As well as potential lower US customer revenue collection affecting cashflow in 2020/21, NG assume additional revenue shortfall in the UK and US due to COVID-19 that will impact both headline earnings and cash flow. These impacts come from areas where NG have (or will have) regulatory mechanisms in place, thereby classified as timing impacts, such as, (1) lower demand in the UK and US, and (2) customer assistance programmes in the UK.Lower levels of energy usage due to COVID-19 may impact NG’s revenue collection within year, and therefore headline earnings, although this should even out longer term as almost all revenues are decoupled from demand across the UK and US. This means that any under-collection is primarily a timing one and NG expect to recover revenues through existing regulatory mechanisms in the medium term.
Similarly, in the UK, NG is participating in a scheme that has been set up to help some of the smaller energy supply customers. This involves the relaxation of network charge payment terms for suppliers and shippers who are facing cash flow challenges as a result of COVID-19. An open letter from Ofgem proposed that all network charges are repayable in the current financial and allows NG to recover any unsettled amounts in the 2021/22 financial year.
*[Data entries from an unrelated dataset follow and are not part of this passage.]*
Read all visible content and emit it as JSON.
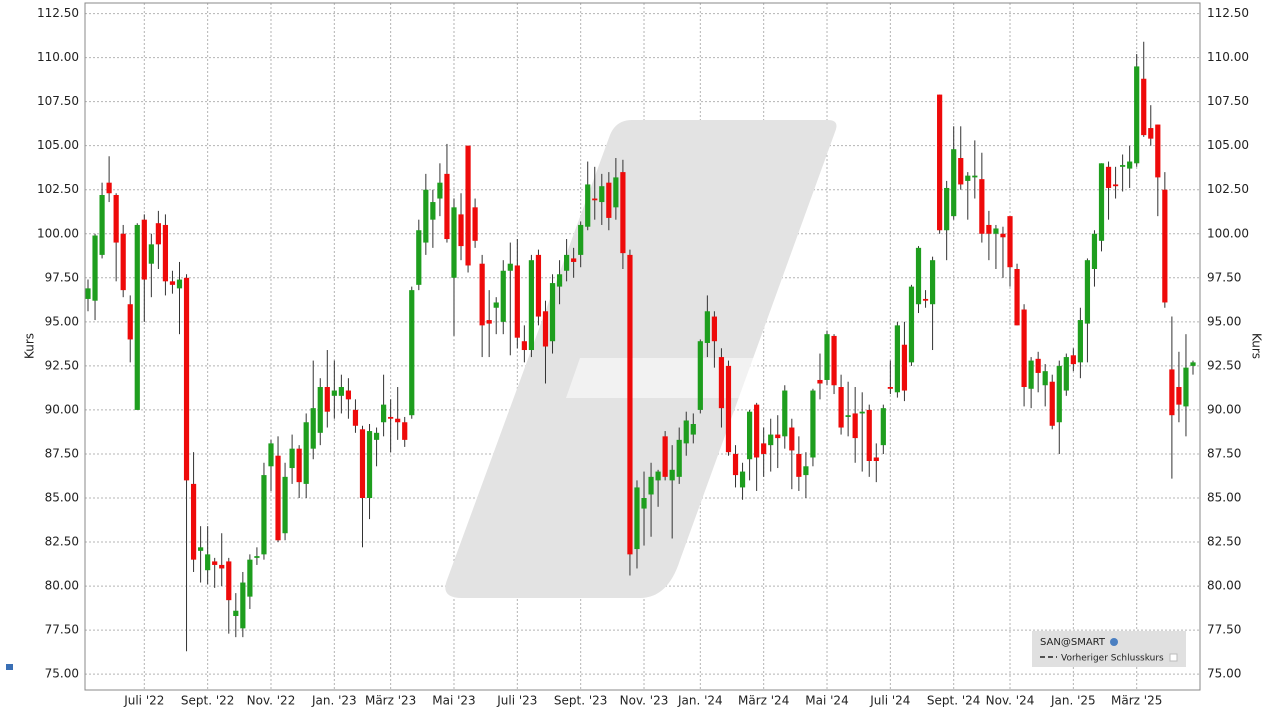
{
  "chart_data": {
    "type": "candlestick",
    "ylabel": "Kurs",
    "categories": [
      null,
      null,
      null,
      null,
      null,
      null,
      null,
      null,
      "Juli '22",
      null,
      null,
      null,
      null,
      null,
      null,
      null,
      null,
      "Sept. '22",
      null,
      null,
      null,
      null,
      null,
      null,
      null,
      null,
      "Nov. '22",
      null,
      null,
      null,
      null,
      null,
      null,
      null,
      null,
      "Jan. '23",
      null,
      null,
      null,
      null,
      null,
      null,
      null,
      "März '23",
      null,
      null,
      null,
      null,
      null,
      null,
      null,
      null,
      "Mai '23",
      null,
      null,
      null,
      null,
      null,
      null,
      null,
      null,
      "Juli '23",
      null,
      null,
      null,
      null,
      null,
      null,
      null,
      null,
      "Sept. '23",
      null,
      null,
      null,
      null,
      null,
      null,
      null,
      null,
      "Nov. '23",
      null,
      null,
      null,
      null,
      null,
      null,
      null,
      "Jan. '24",
      null,
      null,
      null,
      null,
      null,
      null,
      null,
      null,
      "März '24",
      null,
      null,
      null,
      null,
      null,
      null,
      null,
      null,
      "Mai '24",
      null,
      null,
      null,
      null,
      null,
      null,
      null,
      null,
      "Juli '24",
      null,
      null,
      null,
      null,
      null,
      null,
      null,
      null,
      "Sept. '24",
      null,
      null,
      null,
      null,
      null,
      null,
      null,
      "Nov. '24",
      null,
      null,
      null,
      null,
      null,
      null,
      null,
      null,
      "Jan. '25",
      null,
      null,
      null,
      null,
      null,
      null,
      null,
      null,
      "März '25",
      null,
      null,
      null,
      null,
      null,
      null,
      null,
      null
    ],
    "series": [
      {
        "name": "SAN@SMART",
        "up_color": "#1e9e1e",
        "down_color": "#ee0a0a",
        "open": [
          96.3,
          96.2,
          98.8,
          102.9,
          102.2,
          100.0,
          96.0,
          90.0,
          100.8,
          98.3,
          100.6,
          100.5,
          97.3,
          96.9,
          97.5,
          85.8,
          82.0,
          80.9,
          81.4,
          81.2,
          81.4,
          78.3,
          77.6,
          79.4,
          81.6,
          81.8,
          86.8,
          87.4,
          83.0,
          86.7,
          87.8,
          85.8,
          87.8,
          88.7,
          91.3,
          90.8,
          90.8,
          91.1,
          90.0,
          88.9,
          85.0,
          88.3,
          89.3,
          89.6,
          89.5,
          89.3,
          89.7,
          97.1,
          99.5,
          100.8,
          102.0,
          103.4,
          97.5,
          101.1,
          105.0,
          101.5,
          98.3,
          95.1,
          95.8,
          95.0,
          97.9,
          98.2,
          93.9,
          93.4,
          98.8,
          95.6,
          93.9,
          97.0,
          97.9,
          98.6,
          98.8,
          100.4,
          102.0,
          101.8,
          102.9,
          101.5,
          103.5,
          98.8,
          82.1,
          84.4,
          85.2,
          86.0,
          88.5,
          86.0,
          86.2,
          88.1,
          88.6,
          90.0,
          93.8,
          95.3,
          93.0,
          92.5,
          87.5,
          85.6,
          87.2,
          90.3,
          88.1,
          88.0,
          88.6,
          88.5,
          89.0,
          87.5,
          86.3,
          87.3,
          91.7,
          91.7,
          94.2,
          91.3,
          89.6,
          89.8,
          89.8,
          90.0,
          87.3,
          88.0,
          91.3,
          91.0,
          93.7,
          92.7,
          96.0,
          96.3,
          96.0,
          107.9,
          100.2,
          101.0,
          104.3,
          103.0,
          103.2,
          103.1,
          100.5,
          100.0,
          100.0,
          101.0,
          98.0,
          95.7,
          91.2,
          92.9,
          91.4,
          91.6,
          89.3,
          91.1,
          93.1,
          92.7,
          94.9,
          98.0,
          99.6,
          103.8,
          102.8,
          103.8,
          103.7,
          104.0,
          108.8,
          106.0,
          106.2,
          102.5,
          92.3,
          91.3,
          90.2,
          92.5
        ],
        "high": [
          97.4,
          100.0,
          102.9,
          104.4,
          102.3,
          100.5,
          96.5,
          100.6,
          101.1,
          100.0,
          101.3,
          101.1,
          97.9,
          98.4,
          97.7,
          87.6,
          83.4,
          83.4,
          81.6,
          83.0,
          81.6,
          79.6,
          80.8,
          81.8,
          82.2,
          87.0,
          88.3,
          88.5,
          87.0,
          88.6,
          88.0,
          89.8,
          92.8,
          91.8,
          93.4,
          92.8,
          92.0,
          91.8,
          90.6,
          89.1,
          89.2,
          89.0,
          92.0,
          90.6,
          91.3,
          89.6,
          97.0,
          100.8,
          103.4,
          102.5,
          104.0,
          105.1,
          102.0,
          102.3,
          105.0,
          102.0,
          98.8,
          96.8,
          96.4,
          98.5,
          99.5,
          99.7,
          94.8,
          98.8,
          99.1,
          96.2,
          97.7,
          98.5,
          99.7,
          99.2,
          100.7,
          104.1,
          103.8,
          103.4,
          103.5,
          104.3,
          104.2,
          99.1,
          86.0,
          86.5,
          87.0,
          86.6,
          88.8,
          88.0,
          89.0,
          89.9,
          89.8,
          94.0,
          96.5,
          95.6,
          93.5,
          92.8,
          88.0,
          87.0,
          90.0,
          90.4,
          89.0,
          89.5,
          89.7,
          91.4,
          89.5,
          88.5,
          87.6,
          91.2,
          93.2,
          94.5,
          94.3,
          92.0,
          91.6,
          91.3,
          91.0,
          90.3,
          88.1,
          90.3,
          92.8,
          95.0,
          95.0,
          97.1,
          99.3,
          96.8,
          98.7,
          107.9,
          103.0,
          106.1,
          106.1,
          103.5,
          105.3,
          104.6,
          101.3,
          100.5,
          100.4,
          101.0,
          98.3,
          96.0,
          93.0,
          93.3,
          92.6,
          92.0,
          92.8,
          93.2,
          93.5,
          95.8,
          98.6,
          100.2,
          104.0,
          104.1,
          103.8,
          104.5,
          105.0,
          110.2,
          110.9,
          107.3,
          106.2,
          103.5,
          95.3,
          93.3,
          94.3,
          92.8
        ],
        "low": [
          95.6,
          95.1,
          98.6,
          101.8,
          97.3,
          96.4,
          92.7,
          90.0,
          95.0,
          96.4,
          98.0,
          96.5,
          96.6,
          94.3,
          76.3,
          80.8,
          80.2,
          80.1,
          79.9,
          80.0,
          77.3,
          77.1,
          77.1,
          78.7,
          81.2,
          81.5,
          85.4,
          82.5,
          82.6,
          85.8,
          85.0,
          85.0,
          87.2,
          88.0,
          89.0,
          89.5,
          89.8,
          89.5,
          88.7,
          82.2,
          83.8,
          86.8,
          88.5,
          87.6,
          88.3,
          87.9,
          89.5,
          96.8,
          98.8,
          99.2,
          101.0,
          99.5,
          94.2,
          98.5,
          97.8,
          99.2,
          93.0,
          93.0,
          94.3,
          94.3,
          93.1,
          93.5,
          92.7,
          93.0,
          94.8,
          91.5,
          93.2,
          96.0,
          97.3,
          97.5,
          98.1,
          100.2,
          100.8,
          100.5,
          100.2,
          100.8,
          98.0,
          80.6,
          81.0,
          82.3,
          82.8,
          84.5,
          86.0,
          82.7,
          85.8,
          87.4,
          88.1,
          89.8,
          93.0,
          92.4,
          89.0,
          87.4,
          85.6,
          84.9,
          86.0,
          85.4,
          86.2,
          86.5,
          86.7,
          87.8,
          85.5,
          85.4,
          85.0,
          86.8,
          90.6,
          91.4,
          90.9,
          88.6,
          88.5,
          87.0,
          86.5,
          86.2,
          85.9,
          87.5,
          90.9,
          90.7,
          90.5,
          92.5,
          95.5,
          95.8,
          93.4,
          100.0,
          98.5,
          100.8,
          102.5,
          100.8,
          102.0,
          99.5,
          98.5,
          98.0,
          97.5,
          97.0,
          94.8,
          90.2,
          90.1,
          91.0,
          90.2,
          88.9,
          87.5,
          90.8,
          92.2,
          91.8,
          92.7,
          97.0,
          99.0,
          100.8,
          102.0,
          102.4,
          102.6,
          103.8,
          105.5,
          105.0,
          101.0,
          95.8,
          86.1,
          89.3,
          88.5,
          92.0
        ],
        "close": [
          96.9,
          99.9,
          102.2,
          102.3,
          99.5,
          96.8,
          94.0,
          100.5,
          97.4,
          99.4,
          99.4,
          97.3,
          97.1,
          97.4,
          86.0,
          81.5,
          82.2,
          81.8,
          81.2,
          81.0,
          79.2,
          78.6,
          80.2,
          81.5,
          81.7,
          86.3,
          88.1,
          82.6,
          86.2,
          87.8,
          85.9,
          89.3,
          90.1,
          91.3,
          89.9,
          91.1,
          91.3,
          90.6,
          89.1,
          85.0,
          88.8,
          88.7,
          90.3,
          89.5,
          89.3,
          88.3,
          96.8,
          100.2,
          102.5,
          101.8,
          102.9,
          99.7,
          101.5,
          99.3,
          98.2,
          99.6,
          94.8,
          94.9,
          96.1,
          97.9,
          98.3,
          94.1,
          93.4,
          98.5,
          95.3,
          93.6,
          97.2,
          97.7,
          98.8,
          98.4,
          100.5,
          102.8,
          101.9,
          102.7,
          100.9,
          103.2,
          98.9,
          81.8,
          85.6,
          85.0,
          86.2,
          86.5,
          86.2,
          86.6,
          88.3,
          89.4,
          89.2,
          93.9,
          95.6,
          93.9,
          90.1,
          87.6,
          86.3,
          86.5,
          89.9,
          87.3,
          87.5,
          88.6,
          88.4,
          91.1,
          87.7,
          86.2,
          86.8,
          91.1,
          91.5,
          94.3,
          91.4,
          89.0,
          89.7,
          88.4,
          89.9,
          87.1,
          87.1,
          90.1,
          91.2,
          94.8,
          91.1,
          97.0,
          99.2,
          96.2,
          98.5,
          100.2,
          102.6,
          104.8,
          102.8,
          103.3,
          103.3,
          100.0,
          100.0,
          100.3,
          99.8,
          98.1,
          94.8,
          91.3,
          92.8,
          92.1,
          92.2,
          89.1,
          92.5,
          93.0,
          92.6,
          95.1,
          98.5,
          100.0,
          104.0,
          102.6,
          102.7,
          103.9,
          104.1,
          109.5,
          105.6,
          105.4,
          103.2,
          96.1,
          89.7,
          90.3,
          92.4,
          92.7
        ]
      }
    ],
    "legend_items": [
      "Vorheriger Schlusskurs"
    ],
    "ylim": [
      74.1,
      113.1
    ],
    "yticks": [
      {
        "value": 75,
        "label": "75.00"
      },
      {
        "value": 77.5,
        "label": "77.50"
      },
      {
        "value": 80,
        "label": "80.00"
      },
      {
        "value": 82.5,
        "label": "82.50"
      },
      {
        "value": 85,
        "label": "85.00"
      },
      {
        "value": 87.5,
        "label": "87.50"
      },
      {
        "value": 90,
        "label": "90.00"
      },
      {
        "value": 92.5,
        "label": "92.50"
      },
      {
        "value": 95,
        "label": "95.00"
      },
      {
        "value": 97.5,
        "label": "97.50"
      },
      {
        "value": 100,
        "label": "100.00"
      },
      {
        "value": 102.5,
        "label": "102.50"
      },
      {
        "value": 105,
        "label": "105.00"
      },
      {
        "value": 107.5,
        "label": "107.50"
      },
      {
        "value": 110,
        "label": "110.00"
      },
      {
        "value": 112.5,
        "label": "112.50"
      }
    ],
    "grid": true
  }
}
Regulation is the main risk: The main investment risk for NG, as with other regulated utilities, is the cost of equity return that the regulator sets for each regulatory period. Last December, National Grid submitted its final business plans to Ofgem – the UK regulator – for its UK electricity and gas transmission businesses for the 2021-2026 regulatory period RIIO-2 (RIIO 2 [Revenue = Incentives + Innovation + Outputs]). RIIO-2 will be the next price control for UK companies running the gas and electricity transmission networks and will start on 1 April 2021, replacing RIIO-1, which began on 1 April 2013. In RIIO 2, NG plans to spend of ‘Totex’ (capex plus opex) GBP 7.1bn on electricity transmission and GBP 2.8bn on gas transmission. The baseline spend would see consumer bills reduced slightly in real terms for both electricity and gas transmission – seeking to please Ofgem and to extract a high cost of equity as possible. NG is proposing an allowed cost of equity of 6.5%, within the range of 6-7% for RIIO 1. Ofgem mandated consultants recommended 3-5% as a better range, and in early July consultations Ofgem has set a baseline return on regulatory equity of 3.95% between 2021 and 2026 — nearly half the rate set seven years ago. Companies and other transmission operators were hoping for nearer 5%. The tug of war will continue between Ofgem and regulated companies until a final decision takes place in November 2020, and investors should monitor closely that outcome before taking big positions in NG.
Disclosure: I/we have no positions in any stocks mentioned, and no plans to initiate any positions within the next 72 hours. I wrote this article myself, and it expresses my own opinions. I am not receiving compensation for it (other than from Seeking Alpha). I have no business relationship with any company whose stock is mentioned in this article.